The Red Fairy Book contains a number of stories that are thematic variations on stories you will already know. Sometimes these chimera stories can be oddly disconcerting. A story may seem to start like Cinderella and then turn into Sleeping Beauty only to end like something you’ve never quite encountered before. Some fairy tales are made up of story pieces, like mosaics, and it often turns out the mosaic we know best is just one of the possible ways in which the little pieces of turquoise and gilt leaf and jasper might be arranged. It is not the only and perhaps not even the best arrangement. A walk through one of Andrew Lang’s fairy tale books is especially like a walk through the mosaic-city of Ravenna because Lang had no particular interest in avoiding treading on his own toes. There are a couple stories in the book that are the same broadly speaking ‘story’ retold with different pieces inserted. There are also a few hidden gems. I was startled, when re-reading this book for this review to realise that The Norka is an independently recorded fairy tale version of Beowulf. I’d just never noticed it before. However, I was shortly disabused of feeling extremely clever with myself by the internet, which promptly informed me that other people have already noticed this, and actually fairy tale versions of Beowulf are scattered all over Europe all the way out to Russia.

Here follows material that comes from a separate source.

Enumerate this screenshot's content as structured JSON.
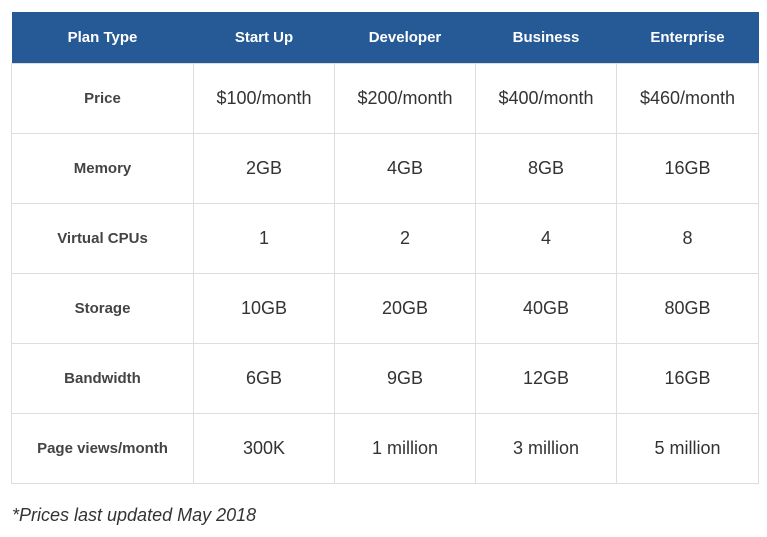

You see what you miss out on if you don’t pay attention to fairy tales? One of the earliest and greatest works recorded in what would one day become the language of Shakespeare is but one version of a whole myriad of related, blood-kin stories. You can’t really appreciate the context of Beowulf until you’ve read The Norka and all the other related tales. So go read some fairy tales. You may be surprised at what you find.